La Fundación Tercer Tiempo, dedicada al abordaje de personas privadas de la libertad en la provincia de Santa Fe, informó sobre los principales problemas que detecta en la población carcelaria: el consumo problemático de sustancias y la falta de cultura del trabajo. La organización, que comenzó sus actividades en 2015 y se formalizó como fundación en 2017, trabaja en unidades penitenciarias de Rosario, Piñero, Pérez, Santa Fe y Coronda.
Según datos de la fundación, actualmente unos 25 integrantes, entre profesores, talleristas y profesionales, desarrollan tareas en las unidades. La población alcanzada en contextos de encierro es de aproximadamente 500 personas, en su mayoría mayores de 18 años, aunque también incluye a jóvenes menores de edad en conflicto con la ley penal.
En los espacios extramuros, ubicados en los barrios Tablada, Ludueña y San Martín Sur de Rosario, la fundación asiste a unas 600 personas, principalmente varones y mujeres a partir de los 12 años. Las actividades se realizan con el acompañamiento de los ministerios de Desarrollo e Igualdad, Seguridad y Trabajo de la provincia, así como de actores de la sociedad civil.
Fernando Benítez, titular de la fundación, explicó que el objetivo es acompañar a las personas durante la condena y en el momento de recuperar la libertad. «Que no sea solo encierro, sino aprovechar ese tiempo para conocer a la persona y las situaciones particulares», afirmó. En ese sentido, detalló que se trabaja con el entorno socioafectivo del preso para facilitar su reinserción.
Benítez enumeró los tres problemas más recurrentes: el consumo problemático de sustancias, los conflictos vinculados a bandas que se trasladan desde afuera y la falta de oficios o profesiones. Sobre este último punto, señaló: «No es tanto la falta de capacitación en oficios. Muy pocos los traen incorporados, el tema es que no está naturalizado el trabajo como medio de vida».
La fundación también relevó otras dificultades como el acceso limitado a servicios básicos, trayectorias educativas interrumpidas e inserciones laborales informales. Además, detectó barreras en el acceso al sistema de salud, vinculadas a obstáculos materiales y a la desconfianza institucional.
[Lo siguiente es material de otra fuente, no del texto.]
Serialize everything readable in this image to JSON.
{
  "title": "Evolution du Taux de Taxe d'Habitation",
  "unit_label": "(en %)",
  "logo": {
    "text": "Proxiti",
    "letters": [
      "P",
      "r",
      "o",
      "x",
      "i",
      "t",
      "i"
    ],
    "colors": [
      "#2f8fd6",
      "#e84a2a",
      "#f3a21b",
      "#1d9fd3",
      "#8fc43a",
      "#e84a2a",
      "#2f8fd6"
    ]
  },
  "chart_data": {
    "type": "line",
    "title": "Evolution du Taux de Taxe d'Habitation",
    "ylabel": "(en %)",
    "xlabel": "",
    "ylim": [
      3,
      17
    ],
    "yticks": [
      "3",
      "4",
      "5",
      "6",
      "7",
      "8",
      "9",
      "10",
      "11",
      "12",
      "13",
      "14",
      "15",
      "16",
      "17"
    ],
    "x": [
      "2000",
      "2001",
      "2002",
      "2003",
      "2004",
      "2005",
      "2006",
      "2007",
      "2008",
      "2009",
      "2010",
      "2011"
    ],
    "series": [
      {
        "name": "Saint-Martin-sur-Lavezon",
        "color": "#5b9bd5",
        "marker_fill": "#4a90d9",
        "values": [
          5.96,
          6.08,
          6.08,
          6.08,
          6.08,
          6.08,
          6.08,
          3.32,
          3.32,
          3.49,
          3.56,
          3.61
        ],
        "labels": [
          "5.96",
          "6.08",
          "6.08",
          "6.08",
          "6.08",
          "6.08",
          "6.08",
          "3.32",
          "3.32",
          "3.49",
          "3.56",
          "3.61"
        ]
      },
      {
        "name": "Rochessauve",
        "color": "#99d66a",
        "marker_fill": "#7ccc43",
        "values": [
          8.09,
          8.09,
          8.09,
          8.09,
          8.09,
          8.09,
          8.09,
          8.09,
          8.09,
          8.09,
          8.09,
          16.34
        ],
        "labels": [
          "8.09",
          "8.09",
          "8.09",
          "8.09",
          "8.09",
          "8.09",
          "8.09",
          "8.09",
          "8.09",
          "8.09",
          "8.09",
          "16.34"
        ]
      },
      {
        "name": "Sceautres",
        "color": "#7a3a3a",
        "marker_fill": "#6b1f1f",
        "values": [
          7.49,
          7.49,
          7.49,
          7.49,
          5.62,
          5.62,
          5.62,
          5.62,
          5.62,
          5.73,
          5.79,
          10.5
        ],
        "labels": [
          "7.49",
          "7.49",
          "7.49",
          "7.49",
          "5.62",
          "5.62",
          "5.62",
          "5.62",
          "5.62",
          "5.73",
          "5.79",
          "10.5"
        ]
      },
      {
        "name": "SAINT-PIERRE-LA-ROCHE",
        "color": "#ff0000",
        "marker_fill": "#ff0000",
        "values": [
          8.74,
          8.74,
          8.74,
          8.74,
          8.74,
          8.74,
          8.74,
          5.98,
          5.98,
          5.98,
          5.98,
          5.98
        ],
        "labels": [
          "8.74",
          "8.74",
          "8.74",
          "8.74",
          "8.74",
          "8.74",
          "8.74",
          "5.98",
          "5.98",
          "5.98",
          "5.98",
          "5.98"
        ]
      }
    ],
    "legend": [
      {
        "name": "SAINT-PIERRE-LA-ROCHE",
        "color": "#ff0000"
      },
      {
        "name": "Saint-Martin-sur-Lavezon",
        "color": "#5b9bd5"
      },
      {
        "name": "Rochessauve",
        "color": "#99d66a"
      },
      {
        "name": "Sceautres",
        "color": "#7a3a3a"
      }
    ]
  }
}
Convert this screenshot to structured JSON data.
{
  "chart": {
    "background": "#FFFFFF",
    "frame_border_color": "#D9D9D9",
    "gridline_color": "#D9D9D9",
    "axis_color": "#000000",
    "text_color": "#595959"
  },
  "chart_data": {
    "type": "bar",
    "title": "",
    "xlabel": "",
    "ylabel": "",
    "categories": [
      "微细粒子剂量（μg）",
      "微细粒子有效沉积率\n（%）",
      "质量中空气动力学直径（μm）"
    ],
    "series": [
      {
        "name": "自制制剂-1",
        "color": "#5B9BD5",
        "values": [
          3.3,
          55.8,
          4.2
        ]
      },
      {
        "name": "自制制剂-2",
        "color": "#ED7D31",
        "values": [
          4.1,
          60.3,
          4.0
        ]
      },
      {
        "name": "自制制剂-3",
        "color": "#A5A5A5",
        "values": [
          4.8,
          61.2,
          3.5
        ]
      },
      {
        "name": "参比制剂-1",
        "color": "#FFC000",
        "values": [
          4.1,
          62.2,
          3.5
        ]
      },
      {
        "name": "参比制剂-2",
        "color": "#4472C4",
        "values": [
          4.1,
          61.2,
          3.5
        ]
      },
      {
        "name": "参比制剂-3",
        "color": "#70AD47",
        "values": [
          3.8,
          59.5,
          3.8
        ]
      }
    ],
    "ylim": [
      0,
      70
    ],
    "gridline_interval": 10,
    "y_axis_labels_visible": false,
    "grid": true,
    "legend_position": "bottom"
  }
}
En los territorios, el programa Rugby en los Barrios articula el deporte con el acompañamiento psicosocial. La entidad destacó la necesidad de sostener abordajes integrales y continuos, en lugar de respuestas fragmentadas. «Buscamos aportar a la reducción de la violencia urbana que castigó nuestra provincia acompañando a las personas cuando regresan a la calle», subrayó Benítez.
La fundación concluyó que opera como un dispositivo de primer contacto que reduce barreras de acceso a los sistemas formales de salud, educación y protección social. Entre sus proyecciones, mencionó la profundización de la articulación con políticas públicas, el fortalecimiento del acompañamiento laboral, talleres de Educación Sexual Integral y la promoción del cuidado de la salud mental.